Work toward prevention
Can you screen out the “bad seeds” at hiring? Harpley is doubtful. “Acting out behaviorally or aggressively is really more a function of stress level, and that can change over time depending on the circumstances,” he says. With only an application and an interview to go by, it is nearly impossible to judge an employee’s temperament and ability to get along. Imagine, for example, a sack of 100 marbles. Ninety-nine are black and one is white. It’s easy to pick out the white one because it stands out in sharp contrast to the others. Now imagine a sack of 100 marbles, all different shades of gray. Picking out the lightest marble would be difficult because there would be no perfect choice. “Life is more like the second sack. I can’t remember the last time I saw a perfect choice,” says Harpley. Difficulties in making an assessment aside, Harpley also sees legal ramifications to denying employment based on such an initial assessment. Attorney Karger, however, doesn’t believe the fear of lawsuits should stop you from gathering as much information as possible to make a safe hiring decision. He recommends doing a thorough investigation. “Don’t take name, rank and serial number for an answer when you’re calling on a reference. Really get into it,” Karger advises. Don’t talk to human resource departments. They go to seminars and are taught to guard against giving too much information. Talk, instead, to first-line supervisors who will understand your need for information. “Oftentimes they’ll tell you about troublemakers or people who threatened other people or who’ve been accused of domestic violence or violence against animals,” he says. Use past behavior as an indicator of future behavior and make educated hiring choices. Beyond pre-hire screening, an employer should provide training to all managers and employees on workplace violence. Harpley calls this “taking down the mask of denial.” Many employers think workplace violence is only something that happens at the post office, but that isn’t true. Harpley says that all workers should be taught the following three types of changes to look for in employees:
Cognitive (thought processes) — These people may be more distracted than usual and lack concentration, attention or memory. “Very often they’re thinking about how someone has done them wrong and how they’re going to get them,” says Harpley.

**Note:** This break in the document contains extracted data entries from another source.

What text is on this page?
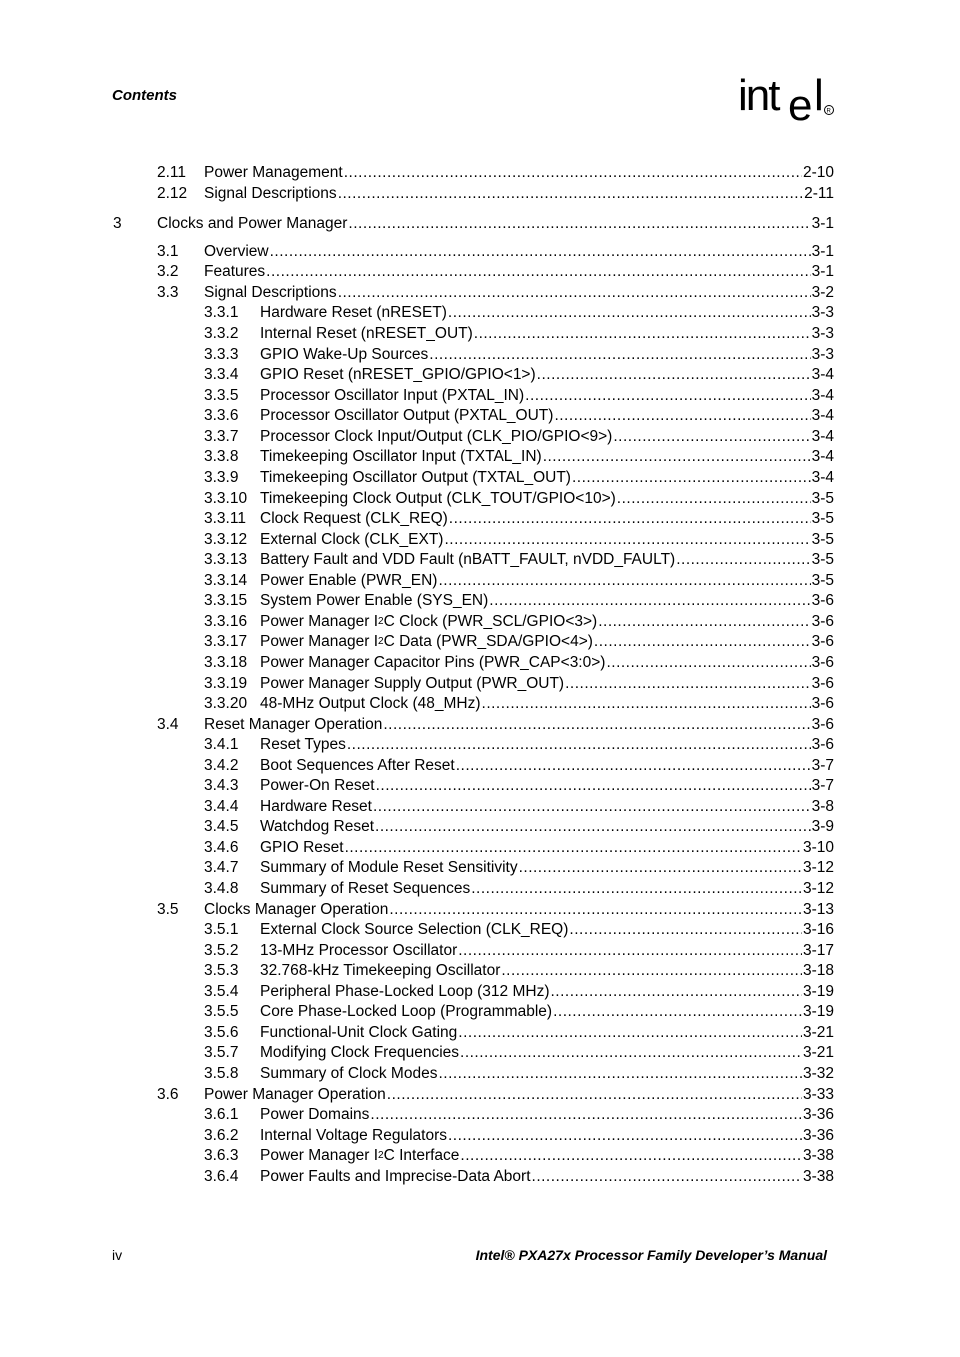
Contents	int e l R
2.11	Power Management .....	2-10
2.12	Signal Descriptions .....	2-11
3	Clocks and Power Manager .....	3-1
3.1	Overview .....	3-1
3.2	Features .....	3-1
3.3	Signal Descriptions .....	3-2
3.3.1	Hardware Reset (nRESET) .....	3-3
3.3.2	Internal Reset (nRESET_OUT) .....	3-3
3.3.3	GPIO Wake-Up Sources .....	3-3
3.3.4	GPIO Reset (nRESET_GPIO/GPIO<1>) .....	3-4
3.3.5	Processor Oscillator Input (PXTAL_IN) .....	3-4
3.3.6	Processor Oscillator Output (PXTAL_OUT) .....	3-4
3.3.7	Processor Clock Input/Output (CLK_PIO/GPIO<9>) .....	3-4
3.3.8	Timekeeping Oscillator Input (TXTAL_IN) .....	3-4
3.3.9	Timekeeping Oscillator Output (TXTAL_OUT) .....	3-4
3.3.10 Timekeeping Clock Output (CLK_TOUT/GPIO<10>) .....	3-5
3.3.11 Clock Request (CLK_REQ) .....	3-5
3.3.12 External Clock (CLK_EXT) .....	3-5
3.3.13 Battery Fault and VDD Fault (nBATT_FAULT, nVDD_FAULT) .....	3-5
3.3.14 Power Enable (PWR_EN) .....	3-5
3.3.15 System Power Enable (SYS_EN) .....	3-6
3.3.16 Power Manager $I^2C$ Clock (PWR_SCL/GPIO<3>) .....	3-6
3.3.17 Power Manager $I^2C$ Data (PWR_SDA/GPIO<4>) .....	3-6
3.3.18 Power Manager Capacitor Pins (PWR_CAP<3:0>) .....	3-6
3.3.19 Power Manager Supply Output (PWR_OUT) .....	3-6
3.3.20 48-MHz Output Clock (48_MHz) .....	3-6
3.4	Reset Manager Operation .....	3-6
3.4.1	Reset Types .....	3-6
3.4.2	Boot Sequences After Reset .....	3-7
3.4.3	Power-On Reset .....	3-7
3.4.4	Hardware Reset .....	3-8
3.4.5	Watchdog Reset .....	3-9
3.4.6	GPIO Reset .....	3-10
3.4.7	Summary of Module Reset Sensitivity .....	3-12
3.4.8	Summary of Reset Sequences .....	3-12
3.5	Clocks Manager Operation .....	3-13
3.5.1	External Clock Source Selection (CLK_REQ) .....	3-16
3.5.2	13-MHz Processor Oscillator .....	3-17
3.5.3	32.768-kHz Timekeeping Oscillator .....	3-18
3.5.4	Peripheral Phase-Locked Loop (312 MHz) .....	3-19
3.5.5	Core Phase-Locked Loop (Programmable) .....	3-19
3.5.6	Functional-Unit Clock Gating .....	3-21
3.5.7	Modifying Clock Frequencies .....	3-21
3.5.8	Summary of Clock Modes .....	3-32
3.6	Power Manager Operation .....	3-33
3.6.1	Power Domains .....	3-36
3.6.2	Internal Voltage Regulators .....	3-36
3.6.3	Power Manager $I^2C$ Interface .....	3-38
3.6.4	Power Faults and Imprecise-Data Abort .....	3-38
iv	Intel® PXA27x Processor Family Developer’s Manual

Emotional — These individuals are more irritable and quicker to anger than they used to be. They may bump into people without apology and have a generally angry mental attitude toward the world.
Behavioral — These people are more withdrawn or isolated than usual. They are likely thinking about acting out.
Workplace violence is generally not a random, spontaneous occurrence, says Harpley. It tends to be methodical and selective. Perpetrators are often looking to get revenge on specific people. Sometimes it’s coworkers who have teased them. Often it’s supervisors or managers they feel have wronged them. Harpley says that employees and managers should be particularly aware of comments and gestures that may indicate an employee is planning to act out. For example, a red flag should go up if an employee says, “I can really understand why those people come into the job and kill people.” Likewise, a worker who simulates a gun with his thumb and forefinger and makes a shooting gesture should be taken very seriously. Though he most likely will not actually shoot anyone, the gesture is a threatening one and should be dealt with immediately.
The danger is growing
Research shows that workplace slayings are the most rapidly increasing form of homicide in the country. Nearly 1,000 workers are murdered and 1.5 million are assaulted in the workplace each year, according to the U.S. Occupational Safety and Health Administration. Why is this number so high and what can we do to prevent its increase? While Karger attributes the growth in workplace violence to the increased level of job stress, Harpley has a different take on the matter. “I think the main reason [for its growth] is that the precedent has been set,” he says. In consultations with workers from all different fields, disgruntled employees have told him that they feel they have no choice but to quit or to go on a rampage. “When they’re stressed, they see violence as a viable option,” he says.